MetricCurrentTargetUpside
Share PricePKR 116PKR 175 – 25047-62%
P/E Ratio7.94x10-11x26-38%
P/B Ratio1.07x1.3-1.5x21-40%
Dividend Yield4.27%3.5-4.0%Capital appreciation focus

Conclusion

Ittehad Chemicals Limited represents a compelling opportunity to invest in a transforming Pakistani chemical company at an attractive valuation. While recent energy policy changes have pressured profitability, the company’s strategic response through three new plants—particularly the biomass power facility—promises to restore competitive margins and drive earnings growth.
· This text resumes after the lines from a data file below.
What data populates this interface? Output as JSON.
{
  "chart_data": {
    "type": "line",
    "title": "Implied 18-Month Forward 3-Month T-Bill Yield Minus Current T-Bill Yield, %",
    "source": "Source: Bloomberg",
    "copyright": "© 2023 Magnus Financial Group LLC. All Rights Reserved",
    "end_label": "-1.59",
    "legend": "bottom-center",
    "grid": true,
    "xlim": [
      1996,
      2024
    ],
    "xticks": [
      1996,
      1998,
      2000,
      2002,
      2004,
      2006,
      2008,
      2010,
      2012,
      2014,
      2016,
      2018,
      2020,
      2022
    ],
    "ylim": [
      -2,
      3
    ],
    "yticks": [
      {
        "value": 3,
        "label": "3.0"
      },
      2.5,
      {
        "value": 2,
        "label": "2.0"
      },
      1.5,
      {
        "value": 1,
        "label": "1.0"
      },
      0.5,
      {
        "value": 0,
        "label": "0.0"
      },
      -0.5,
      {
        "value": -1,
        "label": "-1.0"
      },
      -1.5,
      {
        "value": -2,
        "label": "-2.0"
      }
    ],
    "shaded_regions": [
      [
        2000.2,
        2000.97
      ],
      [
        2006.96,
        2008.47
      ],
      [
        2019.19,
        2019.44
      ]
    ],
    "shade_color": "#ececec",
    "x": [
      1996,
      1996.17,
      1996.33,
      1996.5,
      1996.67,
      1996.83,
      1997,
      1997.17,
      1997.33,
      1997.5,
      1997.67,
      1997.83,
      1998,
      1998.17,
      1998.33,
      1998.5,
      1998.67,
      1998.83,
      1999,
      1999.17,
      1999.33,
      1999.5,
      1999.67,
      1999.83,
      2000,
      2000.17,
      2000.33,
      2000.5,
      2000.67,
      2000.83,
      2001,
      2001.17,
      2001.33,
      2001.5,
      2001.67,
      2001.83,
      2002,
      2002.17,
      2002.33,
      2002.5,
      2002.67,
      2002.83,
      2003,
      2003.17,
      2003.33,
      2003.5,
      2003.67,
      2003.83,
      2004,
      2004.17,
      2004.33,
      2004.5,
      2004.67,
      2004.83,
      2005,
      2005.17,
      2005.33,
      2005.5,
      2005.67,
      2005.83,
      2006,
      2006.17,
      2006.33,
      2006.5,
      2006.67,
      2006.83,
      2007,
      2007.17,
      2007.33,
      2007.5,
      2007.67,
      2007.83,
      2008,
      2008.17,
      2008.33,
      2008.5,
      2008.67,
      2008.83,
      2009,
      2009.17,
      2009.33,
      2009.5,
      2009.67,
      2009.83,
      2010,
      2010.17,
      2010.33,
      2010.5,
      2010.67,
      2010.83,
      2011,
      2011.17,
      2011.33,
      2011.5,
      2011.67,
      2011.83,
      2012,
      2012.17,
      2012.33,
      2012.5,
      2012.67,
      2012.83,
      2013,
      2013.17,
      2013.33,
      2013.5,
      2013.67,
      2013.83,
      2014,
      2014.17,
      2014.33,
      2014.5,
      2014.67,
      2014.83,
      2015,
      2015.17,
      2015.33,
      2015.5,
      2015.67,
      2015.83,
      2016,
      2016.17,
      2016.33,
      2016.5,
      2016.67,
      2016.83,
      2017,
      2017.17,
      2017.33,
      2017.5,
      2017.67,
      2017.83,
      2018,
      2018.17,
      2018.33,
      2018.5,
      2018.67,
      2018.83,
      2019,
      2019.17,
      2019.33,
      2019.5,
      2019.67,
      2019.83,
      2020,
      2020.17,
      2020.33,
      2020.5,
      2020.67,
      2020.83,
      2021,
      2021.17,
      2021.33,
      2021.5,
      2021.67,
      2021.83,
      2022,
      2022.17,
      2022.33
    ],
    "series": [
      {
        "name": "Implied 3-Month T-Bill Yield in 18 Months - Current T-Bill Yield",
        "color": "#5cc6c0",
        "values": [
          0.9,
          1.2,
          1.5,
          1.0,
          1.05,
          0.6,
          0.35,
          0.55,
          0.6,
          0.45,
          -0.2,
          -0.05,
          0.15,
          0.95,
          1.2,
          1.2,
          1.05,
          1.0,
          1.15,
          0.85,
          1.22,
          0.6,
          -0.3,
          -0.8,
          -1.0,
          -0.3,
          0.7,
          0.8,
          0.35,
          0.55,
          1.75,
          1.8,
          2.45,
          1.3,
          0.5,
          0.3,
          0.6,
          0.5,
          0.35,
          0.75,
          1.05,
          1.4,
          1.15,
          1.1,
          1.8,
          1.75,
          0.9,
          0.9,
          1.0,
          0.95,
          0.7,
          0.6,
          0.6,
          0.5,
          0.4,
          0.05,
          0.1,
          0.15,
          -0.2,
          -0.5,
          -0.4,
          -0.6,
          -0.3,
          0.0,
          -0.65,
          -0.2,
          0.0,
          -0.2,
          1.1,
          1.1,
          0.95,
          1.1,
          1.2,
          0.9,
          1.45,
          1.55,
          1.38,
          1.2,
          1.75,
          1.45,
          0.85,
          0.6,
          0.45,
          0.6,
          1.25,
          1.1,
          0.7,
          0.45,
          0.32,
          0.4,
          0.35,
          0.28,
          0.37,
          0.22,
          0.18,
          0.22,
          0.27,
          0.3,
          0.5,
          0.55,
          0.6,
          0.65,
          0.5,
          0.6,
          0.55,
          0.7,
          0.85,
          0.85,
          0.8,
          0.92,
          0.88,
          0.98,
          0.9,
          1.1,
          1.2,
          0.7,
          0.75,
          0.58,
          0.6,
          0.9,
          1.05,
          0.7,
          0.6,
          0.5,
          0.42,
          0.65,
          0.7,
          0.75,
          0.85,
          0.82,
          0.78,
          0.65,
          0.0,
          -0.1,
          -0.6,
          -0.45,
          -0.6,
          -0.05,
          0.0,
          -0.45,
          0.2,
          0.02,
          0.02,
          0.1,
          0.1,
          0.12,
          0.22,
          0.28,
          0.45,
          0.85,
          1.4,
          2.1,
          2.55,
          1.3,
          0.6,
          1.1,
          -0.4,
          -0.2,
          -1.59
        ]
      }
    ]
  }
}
Trading at a P/E of 7.94x and P/B of 1.07x with a 4.27% dividend yield, ICL offers valuation support while investors await the fruition of these expansion projects.

The biomass plant expected by end-of CY25 should reduce power costs by 50%, potentially adding PKR 500-700 million to annual profits, while the flaker and calcium chloride expansions open new revenue streams and export opportunities. Our 12-month price target of PKR 175-250 represents upside of 47-62% from current levels, making ICL an attractive investment for investors seeking exposure to Pakistan’s industrial sector with multiple catalysts on the horizon.

Key monitoring points for investors include quarterly margin trends, progress on plant commissioning, export revenue growth, and further developments in energy policy. With a reasonable risk-reward profile and transformative initiatives underway, Ittehad Chemicals Limited merits serious consideration for investment portfolios.